The city has hired a consultant to explore how to reduce costs or raise revenues, officials said. If he cannot come up with a way to make the conservatory economically sustainable, it could be closed as early as January 2013.

The greenhouse costs about $450,000 a year to operate and brings in about $25,000 in revenue, Seattle Parks and Recreation spokeswoman Dewey Potter said. It also needs about $3.5 million in repairs, she added.

“It has been on the list (of potential budget cuts) for a couple of years just because it’s so expensive to maintain and it doesn’t bring in much revenue,” Potter said. “But we would hate that because it’s a gem of a building, and it’s a beautiful, beautiful place.”
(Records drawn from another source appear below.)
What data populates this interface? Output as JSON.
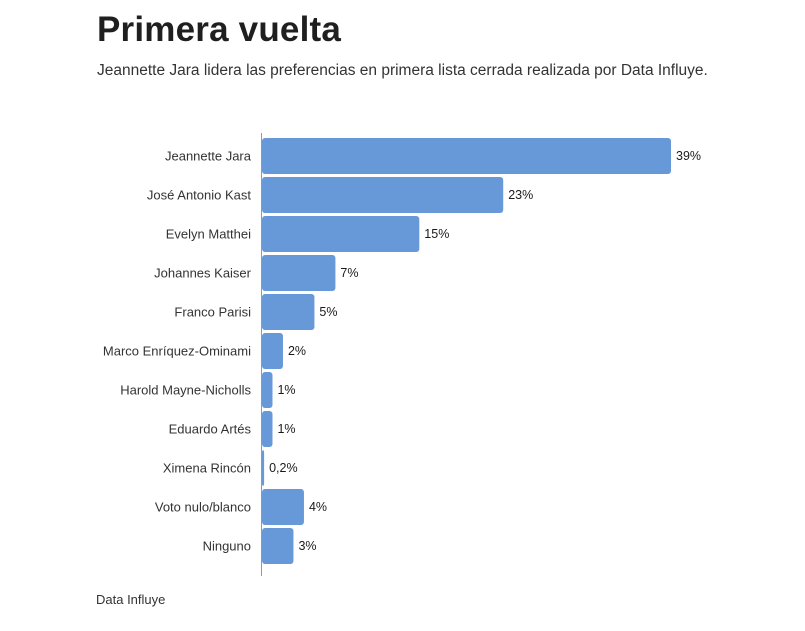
{
  "header": {
    "title": "Primera vuelta",
    "subtitle": "Jeannette Jara lidera las preferencias en primera lista cerrada realizada por Data Influye."
  },
  "footer": {
    "source": "Data Influye"
  },
  "colors": {
    "bar": "#6798d8",
    "axis": "#999999"
  },
  "chart_data": {
    "type": "bar",
    "orientation": "horizontal",
    "categories": [
      "Jeannette Jara",
      "José Antonio Kast",
      "Evelyn Matthei",
      "Johannes Kaiser",
      "Franco Parisi",
      "Marco Enríquez-Ominami",
      "Harold Mayne-Nicholls",
      "Eduardo Artés",
      "Ximena Rincón",
      "Voto nulo/blanco",
      "Ninguno"
    ],
    "values": [
      39,
      23,
      15,
      7,
      5,
      2,
      1,
      1,
      0.2,
      4,
      3
    ],
    "value_labels": [
      "39%",
      "23%",
      "15%",
      "7%",
      "5%",
      "2%",
      "1%",
      "1%",
      "0,2%",
      "4%",
      "3%"
    ],
    "xlim": [
      0,
      39
    ],
    "grid": false,
    "legend": "none"
  }
}
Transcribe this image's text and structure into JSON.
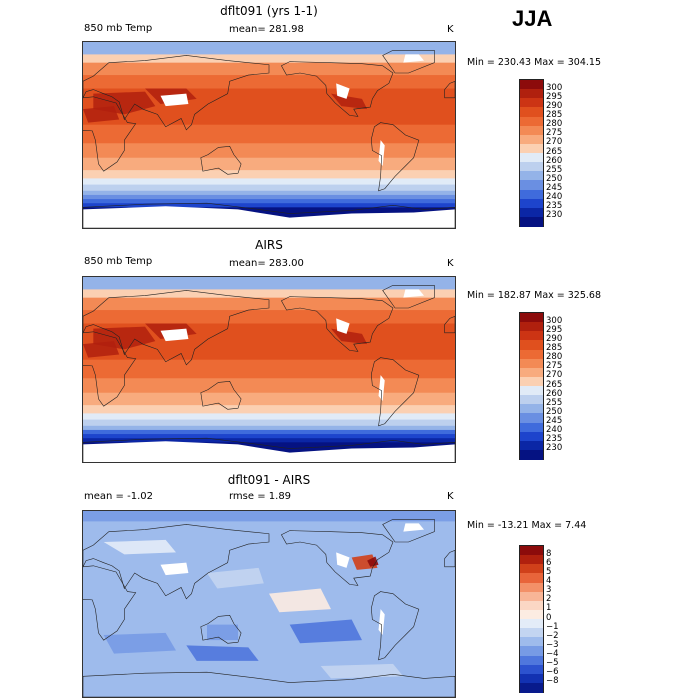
{
  "season": "JJA",
  "panels": [
    {
      "title": "dflt091 (yrs 1-1)",
      "left_label": "850 mb Temp",
      "center_label": "mean= 281.98",
      "units": "K",
      "minmax": "Min = 230.43 Max = 304.15",
      "colorbar_labels": [
        "300",
        "295",
        "290",
        "285",
        "280",
        "275",
        "270",
        "265",
        "260",
        "255",
        "250",
        "245",
        "240",
        "235",
        "230"
      ],
      "colorbar_colors": [
        "#8c0b0b",
        "#b0200e",
        "#cc3414",
        "#e0501e",
        "#ec6a34",
        "#f38a55",
        "#f8ab7e",
        "#fbd0b2",
        "#e1ebf7",
        "#bdd0ee",
        "#94b3e8",
        "#6a8fe2",
        "#3f6bdc",
        "#1d44cc",
        "#0b26a5",
        "#051282"
      ]
    },
    {
      "title": "AIRS",
      "left_label": "850 mb Temp",
      "center_label": "mean= 283.00",
      "units": "K",
      "minmax": "Min = 182.87 Max = 325.68",
      "colorbar_labels": [
        "300",
        "295",
        "290",
        "285",
        "280",
        "275",
        "270",
        "265",
        "260",
        "255",
        "250",
        "245",
        "240",
        "235",
        "230"
      ],
      "colorbar_colors": [
        "#8c0b0b",
        "#b0200e",
        "#cc3414",
        "#e0501e",
        "#ec6a34",
        "#f38a55",
        "#f8ab7e",
        "#fbd0b2",
        "#e1ebf7",
        "#bdd0ee",
        "#94b3e8",
        "#6a8fe2",
        "#3f6bdc",
        "#1d44cc",
        "#0b26a5",
        "#051282"
      ]
    },
    {
      "title": "dflt091 - AIRS",
      "left_label": "mean =   -1.02",
      "center_label": "rmse =    1.89",
      "units": "K",
      "minmax": "Min = -13.21 Max =    7.44",
      "colorbar_labels": [
        "8",
        "6",
        "5",
        "4",
        "3",
        "2",
        "1",
        "0",
        "−1",
        "−2",
        "−3",
        "−4",
        "−5",
        "−6",
        "−8"
      ],
      "colorbar_colors": [
        "#8c0b0b",
        "#b0200e",
        "#d0401a",
        "#e8643a",
        "#f39068",
        "#f8b597",
        "#fbd7c4",
        "#fcece2",
        "#e3ecf8",
        "#c3d5f1",
        "#9ebbec",
        "#779be5",
        "#4f77dd",
        "#2c52cf",
        "#1231b2",
        "#081a8c"
      ]
    }
  ],
  "chart_data": [
    {
      "type": "heatmap",
      "title": "dflt091 (yrs 1-1)",
      "variable": "850 mb Temp",
      "units": "K",
      "mean": 281.98,
      "min": 230.43,
      "max": 304.15,
      "colorbar_levels": [
        300,
        295,
        290,
        285,
        280,
        275,
        270,
        265,
        260,
        255,
        250,
        245,
        240,
        235,
        230
      ]
    },
    {
      "type": "heatmap",
      "title": "AIRS",
      "variable": "850 mb Temp",
      "units": "K",
      "mean": 283.0,
      "min": 182.87,
      "max": 325.68,
      "colorbar_levels": [
        300,
        295,
        290,
        285,
        280,
        275,
        270,
        265,
        260,
        255,
        250,
        245,
        240,
        235,
        230
      ]
    },
    {
      "type": "heatmap",
      "title": "dflt091 - AIRS",
      "units": "K",
      "mean": -1.02,
      "rmse": 1.89,
      "min": -13.21,
      "max": 7.44,
      "colorbar_levels": [
        8,
        6,
        5,
        4,
        3,
        2,
        1,
        0,
        -1,
        -2,
        -3,
        -4,
        -5,
        -6,
        -8
      ]
    }
  ]
}
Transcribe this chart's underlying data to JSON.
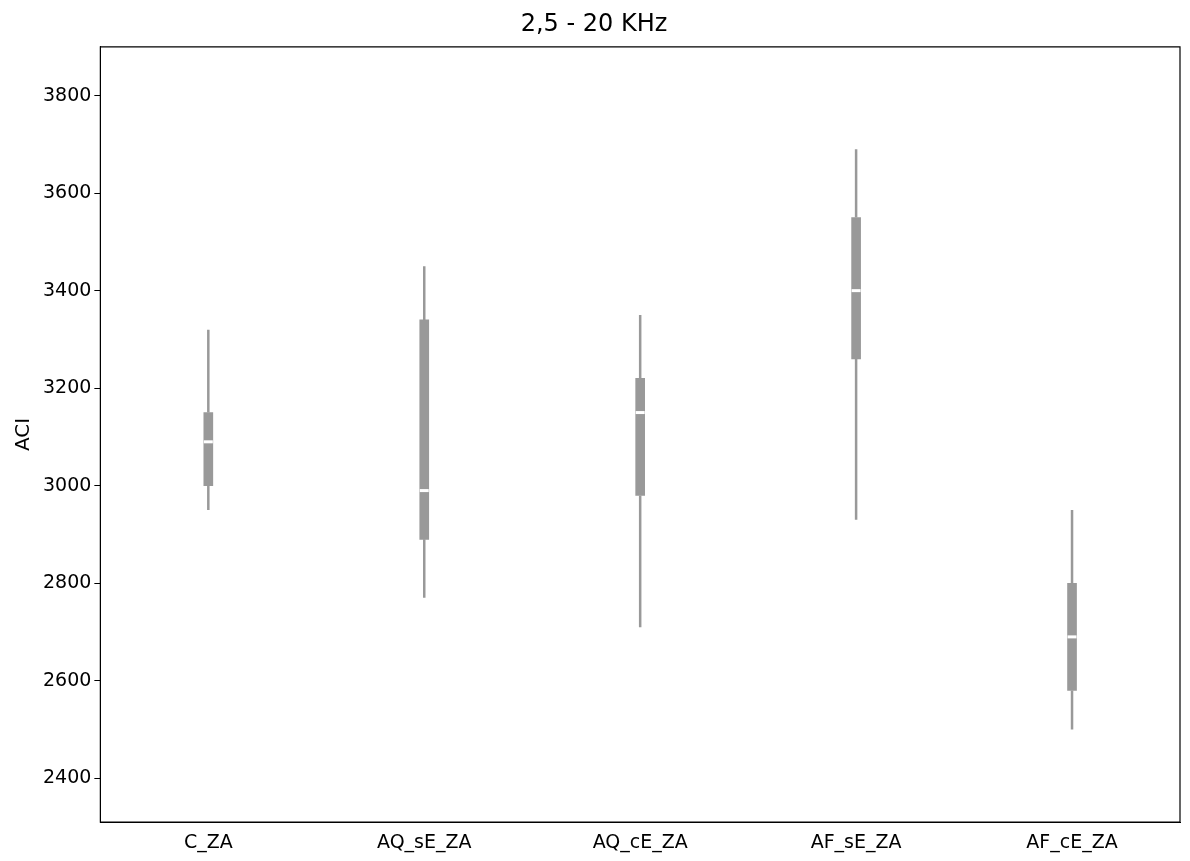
{
  "chart_data": {
    "type": "box",
    "title": "2,5 - 20 KHz",
    "ylabel": "ACI",
    "categories": [
      "C_ZA",
      "AQ_sE_ZA",
      "AQ_cE_ZA",
      "AF_sE_ZA",
      "AF_cE_ZA"
    ],
    "color": "#999999",
    "boxes": [
      {
        "low": 2950,
        "q1": 3000,
        "median": 3090,
        "q3": 3150,
        "high": 3320
      },
      {
        "low": 2770,
        "q1": 2890,
        "median": 2990,
        "q3": 3340,
        "high": 3450
      },
      {
        "low": 2710,
        "q1": 2980,
        "median": 3150,
        "q3": 3220,
        "high": 3350
      },
      {
        "low": 2930,
        "q1": 3260,
        "median": 3400,
        "q3": 3550,
        "high": 3690
      },
      {
        "low": 2500,
        "q1": 2580,
        "median": 2690,
        "q3": 2800,
        "high": 2950
      }
    ],
    "ylim": [
      2310,
      3900
    ],
    "yticks": [
      2400,
      2600,
      2800,
      3000,
      3200,
      3400,
      3600,
      3800
    ],
    "grid": false,
    "legend": false
  }
}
The fate of that place rests partially on the city’s budget picture. The city is projecting a shortfall of $40 million for 2013, Seattle Budget Director Beth Goldberg said. The parks department has seen $12 million sliced out of its budget over the past two years, Potter said.
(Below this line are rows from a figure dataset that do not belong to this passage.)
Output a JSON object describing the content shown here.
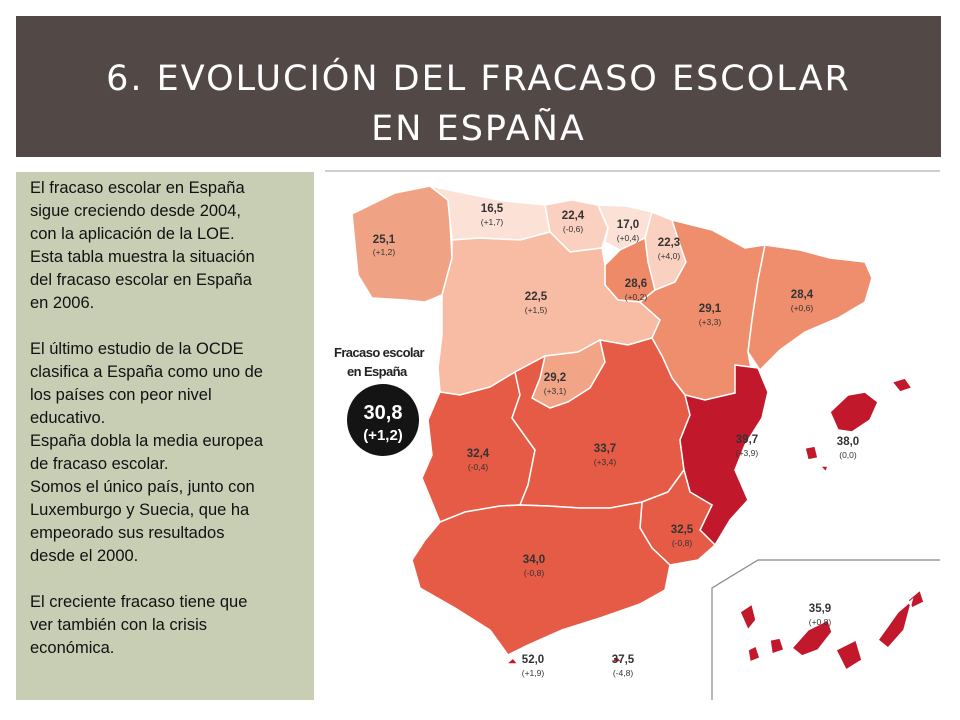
{
  "slide": {
    "title_line1": "6. EVOLUCIÓN DEL FRACASO ESCOLAR",
    "title_line2": "EN ESPAÑA"
  },
  "sidebar": {
    "paragraphs": [
      "El fracaso escolar en España\nsigue creciendo desde 2004,\ncon la aplicación de la LOE.\nEsta tabla muestra la situación\ndel fracaso escolar en España\nen 2006.",
      "El último estudio de la OCDE\nclasifica a España como uno de\nlos países con peor nivel\neducativo.\n España dobla la media europea\nde fracaso escolar.\nSomos el único país, junto con\nLuxemburgo y Suecia, que ha\nempeorado sus resultados\ndesde el 2000.",
      "El creciente fracaso tiene que\nver también con la crisis\neconómica."
    ]
  },
  "map": {
    "legend": {
      "title_line1": "Fracaso escolar",
      "title_line2": "en España",
      "value": "30,8",
      "change": "(+1,2)"
    },
    "regions": [
      {
        "id": "galicia",
        "value": "25,1",
        "change": "(+1,2)",
        "color": "#f0a384"
      },
      {
        "id": "asturias",
        "value": "16,5",
        "change": "(+1,7)",
        "color": "#fbe1d6"
      },
      {
        "id": "cantabria",
        "value": "22,4",
        "change": "(-0,6)",
        "color": "#fad0c0"
      },
      {
        "id": "pais-vasco",
        "value": "17,0",
        "change": "(+0,4)",
        "color": "#fbe1d6"
      },
      {
        "id": "navarra",
        "value": "22,3",
        "change": "(+4,0)",
        "color": "#fad0c0"
      },
      {
        "id": "la-rioja",
        "value": "28,6",
        "change": "(+0,2)",
        "color": "#ee8a68"
      },
      {
        "id": "castilla-y-leon",
        "value": "22,5",
        "change": "(+1,5)",
        "color": "#f7bca3"
      },
      {
        "id": "aragon",
        "value": "29,1",
        "change": "(+3,3)",
        "color": "#ef8e6d"
      },
      {
        "id": "cataluna",
        "value": "28,4",
        "change": "(+0,6)",
        "color": "#ef8e6d"
      },
      {
        "id": "madrid",
        "value": "29,2",
        "change": "(+3,1)",
        "color": "#f2a486"
      },
      {
        "id": "extremadura",
        "value": "32,4",
        "change": "(-0,4)",
        "color": "#e55b45"
      },
      {
        "id": "castilla-la-mancha",
        "value": "33,7",
        "change": "(+3,4)",
        "color": "#e55b45"
      },
      {
        "id": "comunidad-valenciana",
        "value": "39,7",
        "change": "(+3,9)",
        "color": "#c2182c"
      },
      {
        "id": "baleares",
        "value": "38,0",
        "change": "(0,0)",
        "color": "#c2182c"
      },
      {
        "id": "murcia",
        "value": "32,5",
        "change": "(-0,8)",
        "color": "#e55b45"
      },
      {
        "id": "andalucia",
        "value": "34,0",
        "change": "(-0,8)",
        "color": "#e55b45"
      },
      {
        "id": "ceuta",
        "value": "52,0",
        "change": "(+1,9)",
        "color": "#c2182c"
      },
      {
        "id": "melilla",
        "value": "37,5",
        "change": "(-4,8)",
        "color": "#c2182c"
      },
      {
        "id": "canarias",
        "value": "35,9",
        "change": "(+0,8)",
        "color": "#c2182c"
      }
    ]
  }
}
The fate also rests on the shoulders of Rick Daley, an Arizona-based expert in botanical gardens, whom the city has hired for $35,000. Daley is charged with coming up with a new business model for the conservatory. Currently, entry to the conservatory is free, but donations are suggested.

Among the options under consideration for keeping the greenhouse open are partnering with a nonprofit and charging visitors to enter the conservatory, Potter said.

It’s a critical moment for the conservatory, said David Helgeson, senior gardener there for 23 years.

More than 90,000 people visit it every year to take in its large and rare orchid collection along with cactuses, plants such as a Venus fly trap that have adapted to attract and consume insects, and the one-of-a-kind Amorphophallus titanium, aka “corpse flower,” which Helgeson affectionately referred to as a “big stinky plant.” In all, it’s one of the largest publicly held collections of plants on the West Coast, he said.

If a more sustainable model cannot be found, those plants could be shipped out, and the greenhouse could be mothballed, Potter said.

Helgeson doesn’t want to think about what that would be like.

“If we were to lose it — it’s irreplaceable,” he said. “It would be an unfathomable loss if that were to happen.”